Lorsqu'il était premier ministre, Jacques Chirac avait fait savoir qu'il était hostile à cette réforme, de peur de voir le maire de Paris venir contester l'autorité du chef de gouvernement. Mais une fois qu'il a démissionné de son poste de premier ministre, il a vite compris que la mairie de Paris pouvait être une vitrine importante et un instrument de sa reconquête du pouvoir. C'est donc en toute logique qu'il se présente aux premières élections municipales de Paris en 1977. Du côté des Giscardiens, c'est un proche du président, Michel d'Ornano, qui présente sa candidature en l'annonçant du palais de l'Elysée pour bien montrer que c'était le candidat du président. La campagne électorale se déroule dans un climat très violent entre chiraquiens et giscardiens. Finalement, Jacques Chirac sort vainqueur de cette bataille et est élue maire de Paris le 25 mars 1977.
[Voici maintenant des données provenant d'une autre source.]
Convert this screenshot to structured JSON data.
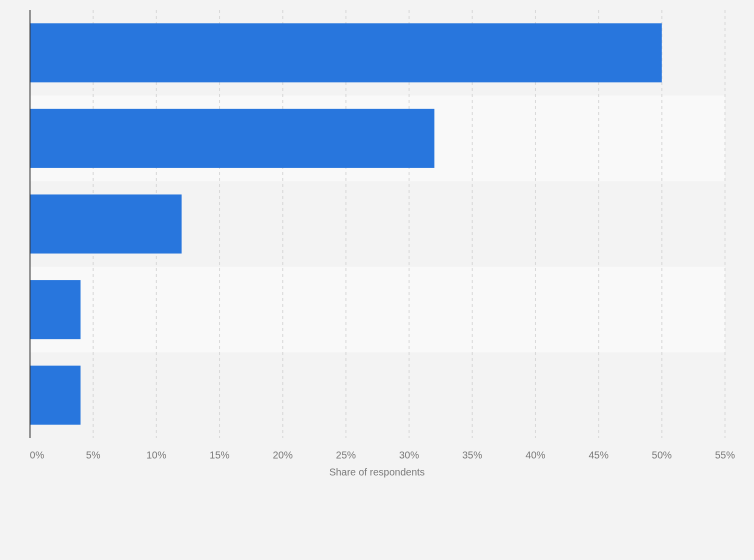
{
  "chart_data": {
    "type": "barh",
    "categories": [
      null,
      null,
      null,
      null,
      null
    ],
    "values": [
      50,
      32,
      12,
      4,
      4
    ],
    "color": "#2876dd",
    "x_label": "Share of respondents",
    "xlim": [
      0,
      55
    ],
    "xticks": [
      {
        "value": 0,
        "label": "0%"
      },
      {
        "value": 5,
        "label": "5%"
      },
      {
        "value": 10,
        "label": "10%"
      },
      {
        "value": 15,
        "label": "15%"
      },
      {
        "value": 20,
        "label": "20%"
      },
      {
        "value": 25,
        "label": "25%"
      },
      {
        "value": 30,
        "label": "30%"
      },
      {
        "value": 35,
        "label": "35%"
      },
      {
        "value": 40,
        "label": "40%"
      },
      {
        "value": 45,
        "label": "45%"
      },
      {
        "value": 50,
        "label": "50%"
      },
      {
        "value": 55,
        "label": "55%"
      }
    ],
    "grid": true
  }
}
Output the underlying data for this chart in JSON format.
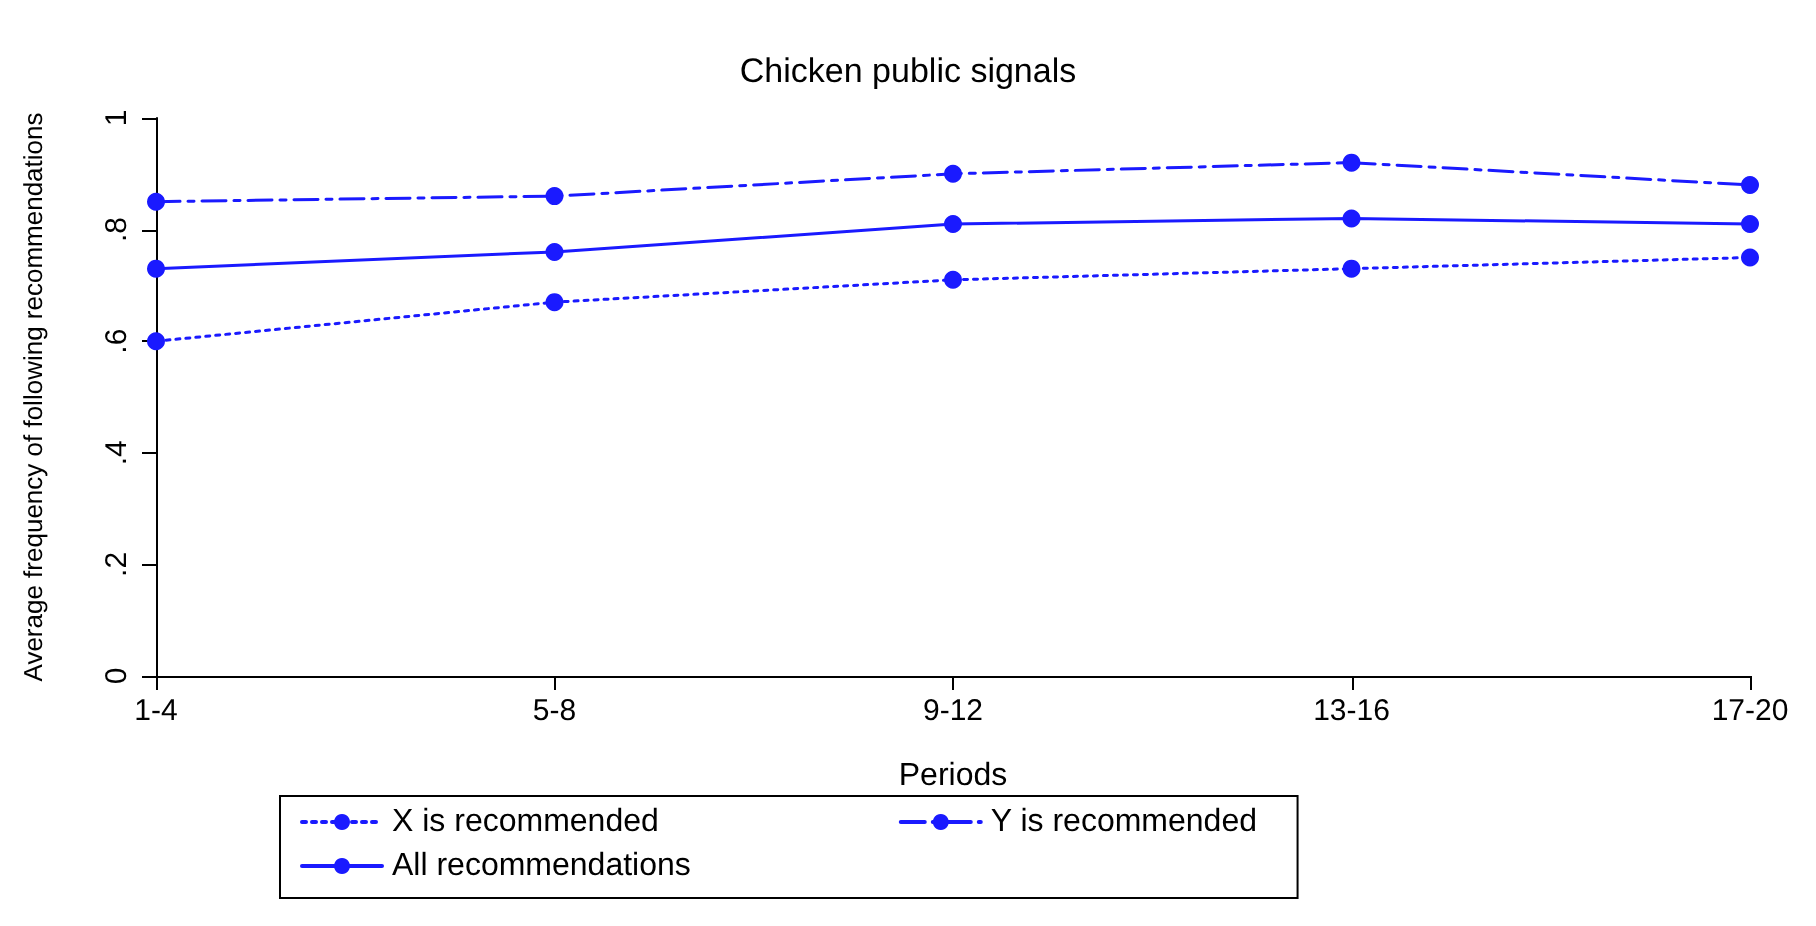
{
  "chart_data": {
    "type": "line",
    "title": "Chicken public signals",
    "xlabel": "Periods",
    "ylabel": "Average frequency of following recommendations",
    "categories": [
      "1-4",
      "5-8",
      "9-12",
      "13-16",
      "17-20"
    ],
    "series": [
      {
        "name": "X is recommended",
        "color": "#1a1aff",
        "line_style": "dotted",
        "values": [
          0.6,
          0.67,
          0.71,
          0.73,
          0.75
        ]
      },
      {
        "name": "Y is recommended",
        "color": "#1a1aff",
        "line_style": "dashed",
        "values": [
          0.85,
          0.86,
          0.9,
          0.92,
          0.88
        ]
      },
      {
        "name": "All recommendations",
        "color": "#1a1aff",
        "line_style": "solid",
        "values": [
          0.73,
          0.76,
          0.81,
          0.82,
          0.81
        ]
      }
    ],
    "ylim": [
      0,
      1
    ],
    "yticks": [
      {
        "value": 0,
        "label": "0"
      },
      {
        "value": 0.2,
        "label": ".2"
      },
      {
        "value": 0.4,
        "label": ".4"
      },
      {
        "value": 0.6,
        "label": ".6"
      },
      {
        "value": 0.8,
        "label": ".8"
      },
      {
        "value": 1,
        "label": "1"
      }
    ],
    "grid": false,
    "legend": "bottom",
    "marker": "circle"
  }
}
Face au renouvellement du mouvement gaulliste et à l'hostilité affichée de Jacques Chirac, Giscard d'Estaing est obligé de réagir. Puisqu'il n'avait pu « giscardiser » le parti gaulliste de l'UDR, il lui fallait donc créer son propre parti. Avant la création de ce nouveau parti, Giscard d'Estaing souhaitait d'abord en fixer les principales idées, une base théorique. C'est la raison pour laquelle il publie en octobre 1976 un manifeste politique sous le titre de Démocratie Française. C'est la première fois dans l'histoire de la Ve République qu'un président en exercice publie un livre. Très vite, l'ouvrage est un succès d'édition puisque plus de 800 000 exemplaires ont été vendues en l'espace de quelques semaines. Dans cet ouvrage, il défend une société démocratique moderne, où l'exercice du pouvoir se fait dans la transparence, avec une économie performante et une croissance qui profite à tous, et notamment à la classe moyenne. Les principales valeurs à défendre sont donc la démocratie, la liberté par le biais d'une politique économique et sociale rassurante, et une politique étrangère dont tous les efforts doivent être concentrés dans la construction européenne.
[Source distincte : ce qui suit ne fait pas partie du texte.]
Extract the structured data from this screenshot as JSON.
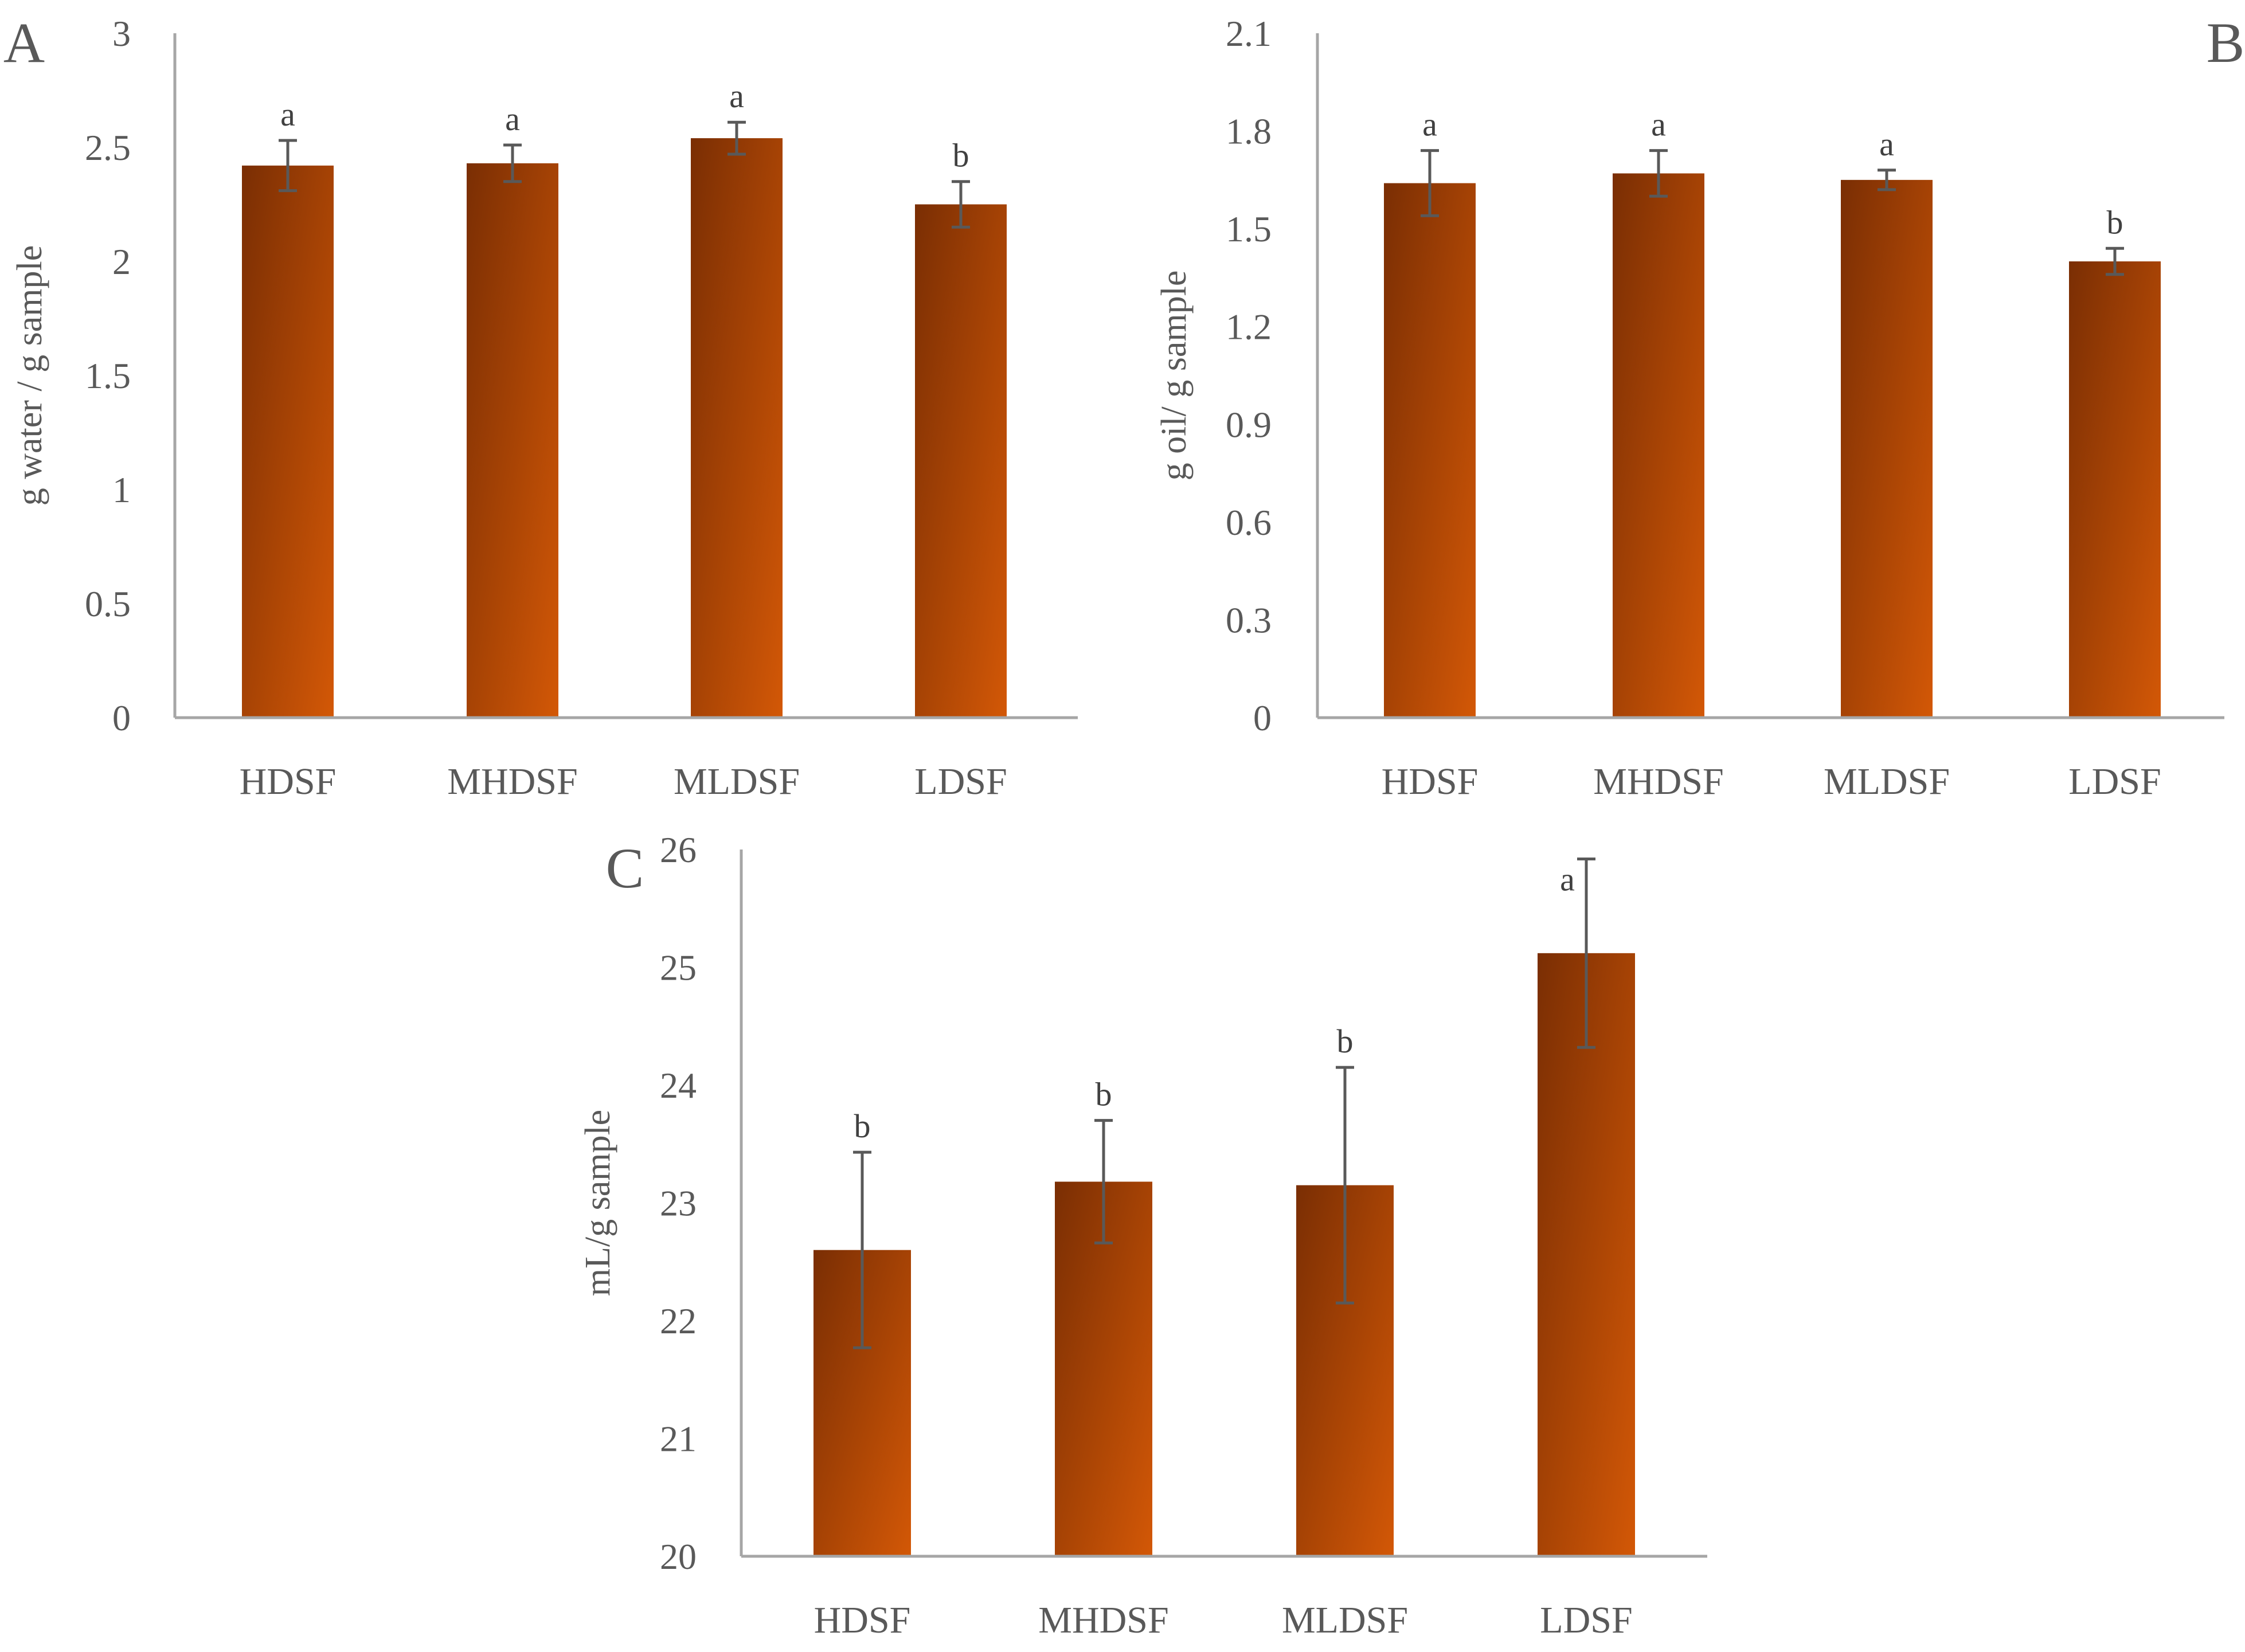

Les principales valeurs étant fixées, il lui faut alors créer la structure politique. Lors de son élection en 1974, il s'était appuyé sur le petit groupe des Républicains Indépendants. Mais c'était insuffisant pour tenter de rivaliser avec le mouvement gaulliste. L'idée originale de Giscard d'Estaing est donc de tenter de fédérer différents groupes centristes et libéraux déjà existants : les clubs « Perspectives et Réalités », le Centre des Démocrates Sociaux (CDS) de Jean Lecanuet, le parti radical de Jean-Jacques Servan-Schreiber et les Républicains Indépendants qui se sont retroupés au sein du Parti Républicain (PR). Toutes ces formations politiques se regroupent au sein d'une fédération en février 1978, appelée l'UDF (Union pour la Démocratie Française) qui rappelle le titre de l'ouvrage de Giscard d'Estaing.